Local accountant finds positives in Prince Rupert's future

While the current unemployment rate in the city soars above 12.5 per cent and the fishing industry continues to face many, many struggles the prospect of better days for Prince Rupert is on the mind of a local accountant.

Praveen Vohora, owner of the Vohora and Company accounting group provided his thoughts on Prince Rupert's future for the Daily News on August 8th.

Vohora optimistic about economic growth
“You can actually feel the city’s business leaders growing in confidence when you speak to them,”—Praveen Vohora
By George T. Baker
The Daily News
Friday, August 8, 2008
Page three

Through the 30-plus years Praveen Vohora has lived in Prince Rupert the chartered accountant has seen how the city’s finances checked out.

There were times the finances were a little shaky and things were not good.

But now Vohora, the sole-owner of Vohora and Company accounting firm, who was just elected to his fourth term as the north’s representative on the Council of the Institute of Chartered Accountants of British Columbia (ICABC), thinks things are looking sunny in the City of Rainbows.

“You can actually feel the city’s business leaders growing in confidence when you speak to them,” said Vohora.

“Confidence is really important. If most people are not confident then they won’t invest. Even in capital goods like homes and cars they have to have confidence in the value of the product.
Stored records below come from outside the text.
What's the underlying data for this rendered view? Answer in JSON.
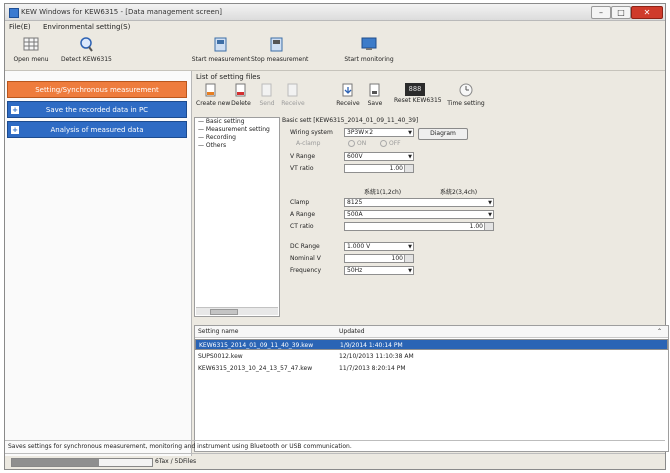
{
  "window": {
    "title": "KEW Windows for KEW6315 - [Data management screen]",
    "min_label": "–",
    "max_label": "□",
    "close_label": "✕"
  },
  "menu": [
    {
      "label": "File(E)"
    },
    {
      "label": "Environmental setting(S)"
    }
  ],
  "toolbar": [
    {
      "label": "Open menu"
    },
    {
      "label": "Detect KEW6315"
    },
    {
      "label": "Start measurement"
    },
    {
      "label": "Stop measurement"
    },
    {
      "label": "Start monitoring"
    }
  ],
  "nav": [
    {
      "label": "Setting/Synchronous measurement"
    },
    {
      "label": "Save the recorded data in PC",
      "expander": "+"
    },
    {
      "label": "Analysis of measured data",
      "expander": "+"
    }
  ],
  "main": {
    "section_title": "List of setting files",
    "file_toolbar": [
      {
        "label": "Create new"
      },
      {
        "label": "Delete"
      },
      {
        "label": "Send"
      },
      {
        "label": "Receive"
      },
      {
        "label": "Receive"
      },
      {
        "label": "Save"
      },
      {
        "label": "Reset KEW6315"
      },
      {
        "label": "Time setting"
      }
    ],
    "reset_display": "888",
    "tree": [
      {
        "label": "Basic setting"
      },
      {
        "label": "Measurement setting"
      },
      {
        "label": "Recording"
      },
      {
        "label": "Others"
      }
    ],
    "basic": {
      "header": "Basic sett [KEW6315_2014_01_09_11_40_39]",
      "wiring_label": "Wiring system",
      "wiring_value": "3P3W×2",
      "diagram_button": "Diagram",
      "a_clamp_label": "A-clamp",
      "a_on": "ON",
      "a_off": "OFF",
      "v_range_label": "V Range",
      "v_range_value": "600V",
      "vt_ratio_label": "VT ratio",
      "vt_ratio_value": "1.00",
      "ch_header_1": "系統1(1,2ch)",
      "ch_header_2": "系統2(3,4ch)",
      "clamp_label": "Clamp",
      "clamp_value": "8125",
      "a_range_label": "A Range",
      "a_range_value": "500A",
      "ct_ratio_label": "CT ratio",
      "ct_ratio_value": "1.00",
      "dc_range_label": "DC Range",
      "dc_range_value": "1.000 V",
      "nominal_v_label": "Nominal V",
      "nominal_v_value": "100",
      "frequency_label": "Frequency",
      "frequency_value": "50Hz"
    },
    "files": {
      "col_name": "Setting name",
      "col_updated": "Updated",
      "sort_icon": "⌃",
      "rows": [
        {
          "name": "KEW6315_2014_01_09_11_40_39.kew",
          "updated": "1/9/2014 1:40:14 PM",
          "selected": true
        },
        {
          "name": "SUPS0012.kew",
          "updated": "12/10/2013 11:10:38 AM",
          "selected": false
        },
        {
          "name": "KEW6315_2013_10_24_13_57_47.kew",
          "updated": "11/7/2013 8:20:14 PM",
          "selected": false
        }
      ]
    }
  },
  "status_text": "Saves settings for synchronous measurement, monitoring and instrument using Bluetooth or USB communication.",
  "bottom": {
    "progress": 0.62,
    "text": "6Tax / 5DFiles"
  }
}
Since the Enron Corporation accounting fraud scandal rocked the financial world, there have been several rule changes as it pertains to accounting in British Columbia.

Enron was the Houston, Texas-based energy company that was found guilty of defrauding its investors by hiding its losses in offshore accounts.

As the north’s representative in the ICABC, Vohora will get to voice the north regions (from Prince Rupert to Prince George and everywhere north from there) opinions on the changes in British Columbia accounting. It is a role he cherishes.

“It is giving back to the profession that has done so well for me. It is time to give back,” said Vohora.

About five years ago Praveen Vohora’s confidence was not high on the city he loves. He felt Prince Rupert was going downwards and decided to open up shop south in Surrey, even while still operating his office here.

However, since then business is doing so well that his office in Prince Rupert is outperforming his office in the lower mainland.

Vohora said that directly or indirectly the city could thank the Prince Rupert Port enlargement for the prosperity.

“In the 80’s (during the last boom days) this was a resource based town. So fishing, logging and mining were big but there would always be these fluctuations.”

But now that the city has the port he believes this will bring not only stability, it will bring necessary growth to the town.

“If you look at Surrey it grows 15,000 people per-year. That is like dropping in one Prince Rupert per-year. The reason for that is the Delta container port encourages businesses to locate there, bringing people and spin-offs that are important.

Not that Prince Rupert should expect to see that kind of exponential growth, Vohora clarified. But the port does give the city a kind of drawing power that attracts business owners.

“For us, a guy in Hazelton who could be logging in the past would have to send his product down to Vancouver to get it shipped. But now Prince Rupert can help him out.”

Asked about what he appreciated most as a man and father living in Prince Rupert, Vohora said it was the community feel to the city that you can’t duplicate in bigger urban environments.

“(This) is a great place for my kids to grow up in and get a place where you can really get involved in the community.”